Wednesday, September 15, 2010

Exclusivity through Secrecy

I was interviewed once for an ad of sorts for a "secret film festival" that would be running in Seattle as part of the Seattle International Film Festival (SIFF). I don't know if I made the cut of the ad, as I never actually attended said secret film festival - I was just picked randomly for the interview out of people at a very cool Seattle coffee shop. During the interview, I was asked why I might like to attend the secret film festival. My response was something along the lines of, "If there's something secret, something other people don't know about, I want to know about it first."

This is a common sentiment. When I said that in the interview, I was thinking of one of Will Smith's lines in Men in Black: "All right, I'm in. 'Cause there's some next level shit going on and I'm OK with that."


The theme comes up in pop culture frequently. The movie Nick and Norah's Infinite Playlist (which I heartily recommend, it's a very entertaining film) centers around an indie band called "Where's Fluffy?" whose appearances are kept secret until the day of the show, when clues are left around the city pointing the fans to where they will be playing that night. The book I'm reading right now, Zero History by William Gibson (my favorite author), includes an exclusive members-only hotel that doesn't look like a hotel from the outside (called simply Cabinet), and a clothing line (called Gabriel Hounds) that is only sold secretly at random places and never in a store.

When it comes to selling things, many factors create demand. Marketing, name recognition, quality, and price all have their place. One factor in creating demand is exclusivity - that nebulous factor that makes something a "status symbol". Rolls Royce, Gucci, Prada, and many other brands built a foundation on quality, but maintain their demand through exclusivity.
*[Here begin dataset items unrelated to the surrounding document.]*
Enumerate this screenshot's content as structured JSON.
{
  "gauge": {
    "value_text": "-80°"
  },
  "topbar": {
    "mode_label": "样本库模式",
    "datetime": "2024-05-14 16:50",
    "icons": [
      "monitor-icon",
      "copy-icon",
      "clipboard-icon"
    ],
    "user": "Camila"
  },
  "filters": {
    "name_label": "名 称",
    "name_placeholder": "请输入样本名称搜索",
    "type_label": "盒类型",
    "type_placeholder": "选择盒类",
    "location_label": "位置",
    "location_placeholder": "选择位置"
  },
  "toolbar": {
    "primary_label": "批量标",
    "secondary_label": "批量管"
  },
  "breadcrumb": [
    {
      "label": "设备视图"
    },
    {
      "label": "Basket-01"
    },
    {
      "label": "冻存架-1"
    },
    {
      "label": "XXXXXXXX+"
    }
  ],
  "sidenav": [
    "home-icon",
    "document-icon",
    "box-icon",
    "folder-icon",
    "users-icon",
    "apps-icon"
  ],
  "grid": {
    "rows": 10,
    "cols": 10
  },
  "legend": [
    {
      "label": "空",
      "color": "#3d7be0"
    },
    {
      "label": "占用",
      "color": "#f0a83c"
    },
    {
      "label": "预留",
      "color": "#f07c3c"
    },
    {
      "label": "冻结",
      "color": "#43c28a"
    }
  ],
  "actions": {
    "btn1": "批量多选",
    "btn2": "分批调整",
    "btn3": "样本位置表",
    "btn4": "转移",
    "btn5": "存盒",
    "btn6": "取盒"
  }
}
Generally the factors to manipulate to obtain exclusivity are rarity and price.

"Where's Fluffy?" and Gabriel Hounds, while fictional, show another way to obtain the exclusivity factor: secrecy.
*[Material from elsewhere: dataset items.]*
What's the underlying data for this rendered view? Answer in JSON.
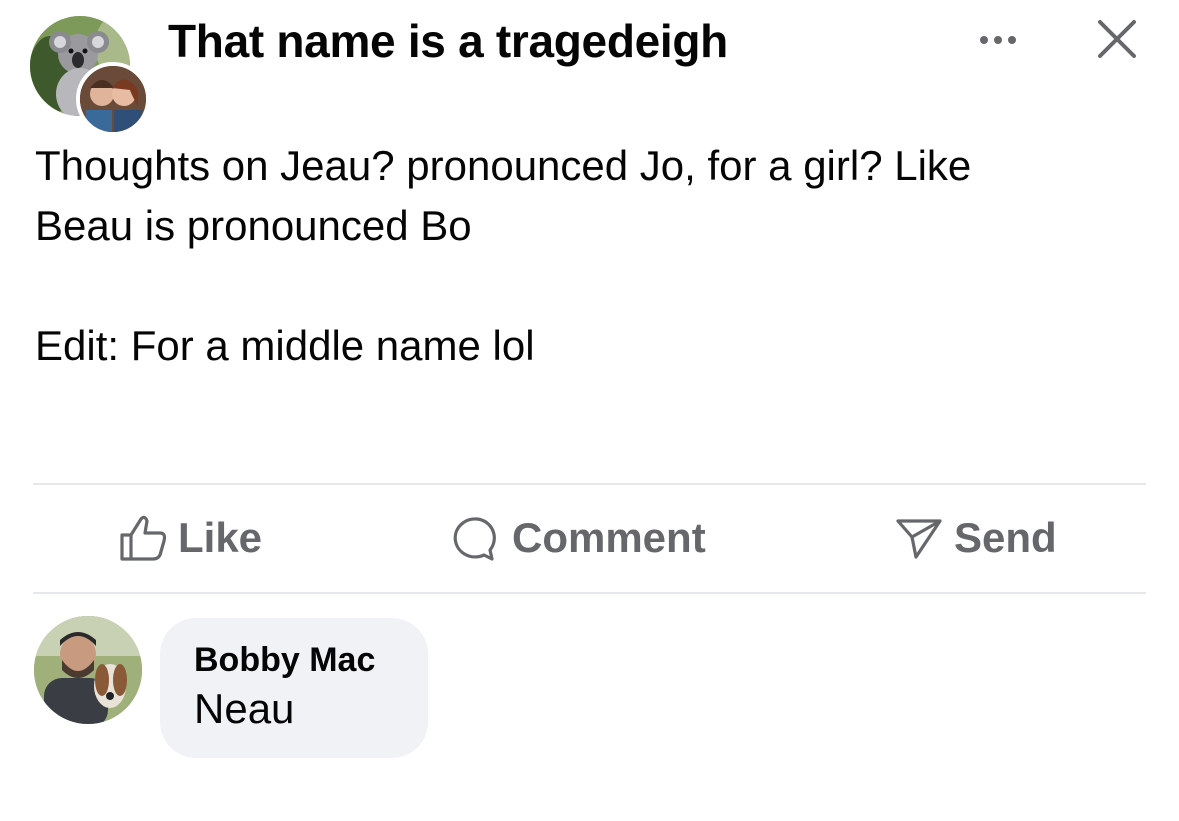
{
  "header": {
    "title": "That name is a tragedeigh",
    "group_avatar_icon": "koala-group-photo-icon",
    "user_avatar_icon": "user-profile-photo-icon",
    "more_icon": "more-options-icon",
    "close_icon": "close-icon"
  },
  "post": {
    "line1": "Thoughts on Jeau? pronounced Jo, for a girl? Like",
    "line2": "Beau is pronounced Bo",
    "edit": "Edit: For a middle name lol"
  },
  "actions": {
    "like_label": "Like",
    "comment_label": "Comment",
    "send_label": "Send",
    "like_icon": "thumbs-up-icon",
    "comment_icon": "speech-bubble-icon",
    "send_icon": "paper-plane-icon"
  },
  "comment": {
    "author": "Bobby Mac",
    "text": "Neau",
    "avatar_icon": "commenter-photo-icon"
  },
  "colors": {
    "text": "#050505",
    "secondary_text": "#65676b",
    "bubble": "#f0f2f5",
    "divider": "#e6e7ea"
  }
}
We all want to be "in on it," whatever it is. We want to be in the know, in the club, on the inside. This is where phrases like "Knowledge is power" and "Information is currency" come from.

Technology has lent itself to this kind of marketing. Viral marketing is part of it. "Social media" like Twitter and Facebook are ideal for this sort of thing. Yet they also limit the length of the secrecy, and thereby the lifespan of the exclusivity and demand. Any brand that uses secrecy to generate exclusivity is going to have an expiration date. Contrary to normal marketing, when your "secret brand" gets name recognition, it will be dead. If you're going to start along those lines, while you're building your secret brand you better be starting the idea for your next one, so you can kill off the first one when it loses its cache, and just move along to the next thing. Marketing as evolution.
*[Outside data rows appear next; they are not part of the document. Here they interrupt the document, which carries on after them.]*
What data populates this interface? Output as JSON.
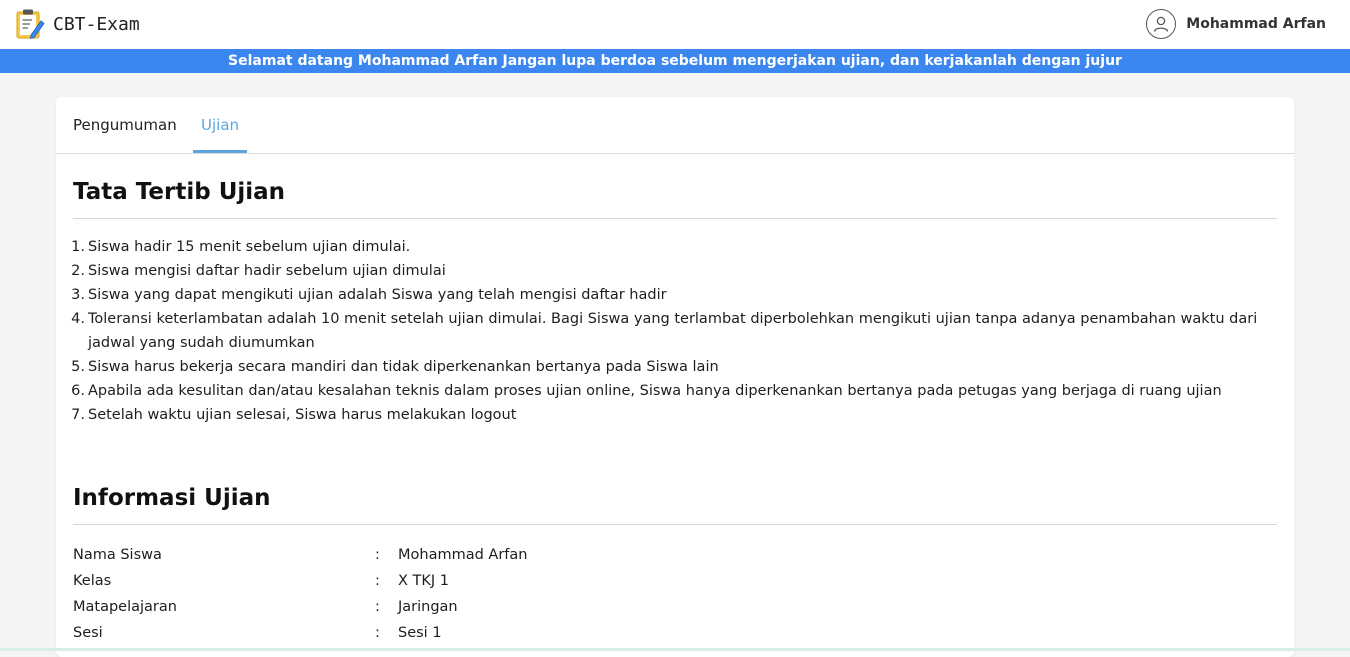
{
  "app": {
    "brand_name": "CBT-Exam",
    "user_name": "Mohammad Arfan",
    "accent_color": "#3b87ef",
    "tab_accent_color": "#5aa5dc"
  },
  "banner": {
    "text": "Selamat datang Mohammad Arfan Jangan lupa berdoa sebelum mengerjakan ujian, dan kerjakanlah dengan jujur"
  },
  "tabs": [
    {
      "label": "Pengumuman",
      "active": false
    },
    {
      "label": "Ujian",
      "active": true
    }
  ],
  "rules_section": {
    "title": "Tata Tertib Ujian",
    "items": [
      {
        "num": "1.",
        "text": "Siswa hadir 15 menit sebelum ujian dimulai."
      },
      {
        "num": "2.",
        "text": "Siswa mengisi daftar hadir sebelum ujian dimulai"
      },
      {
        "num": "3.",
        "text": "Siswa yang dapat mengikuti ujian adalah Siswa yang telah mengisi daftar hadir"
      },
      {
        "num": "4.",
        "text": "Toleransi keterlambatan adalah 10 menit setelah ujian dimulai. Bagi Siswa yang terlambat diperbolehkan mengikuti ujian tanpa adanya penambahan waktu dari jadwal yang sudah diumumkan"
      },
      {
        "num": "5.",
        "text": "Siswa harus bekerja secara mandiri dan tidak diperkenankan bertanya pada Siswa lain"
      },
      {
        "num": "6.",
        "text": "Apabila ada kesulitan dan/atau kesalahan teknis dalam proses ujian online, Siswa hanya diperkenankan bertanya pada petugas yang berjaga di ruang ujian"
      },
      {
        "num": "7.",
        "text": "Setelah waktu ujian selesai, Siswa harus melakukan logout"
      }
    ]
  },
  "info_section": {
    "title": "Informasi Ujian",
    "separator": ":",
    "rows": [
      {
        "label": "Nama Siswa",
        "value": "Mohammad Arfan"
      },
      {
        "label": "Kelas",
        "value": "X TKJ 1"
      },
      {
        "label": "Matapelajaran",
        "value": "Jaringan"
      },
      {
        "label": "Sesi",
        "value": "Sesi 1"
      }
    ]
  },
  "icons": {
    "brand": "clipboard-pencil-icon",
    "user": "user-avatar-icon"
  }
}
I'm not creating any new ideas here, just pointing out the trends and ideas I see. The real marketing wogs on the cutting edge have already thought of this, are already ahead of the curve. If they hadn't, it wouldn't be appearing in books and movies.

And it wouldn't have been published in Business Week 5 years ago. That article doesn't deal with a "secret brand" in the same sense as Gabriel Hounds, but it is in the same ballpark. Perhaps the brands in that article are the progenitors of the "secret brand" as it is coming to exist today...5 years is a long time for evolution in the online world.

But for now, it works and it's still relatively new. The question is: who is creative enough to take advantage of it? And how?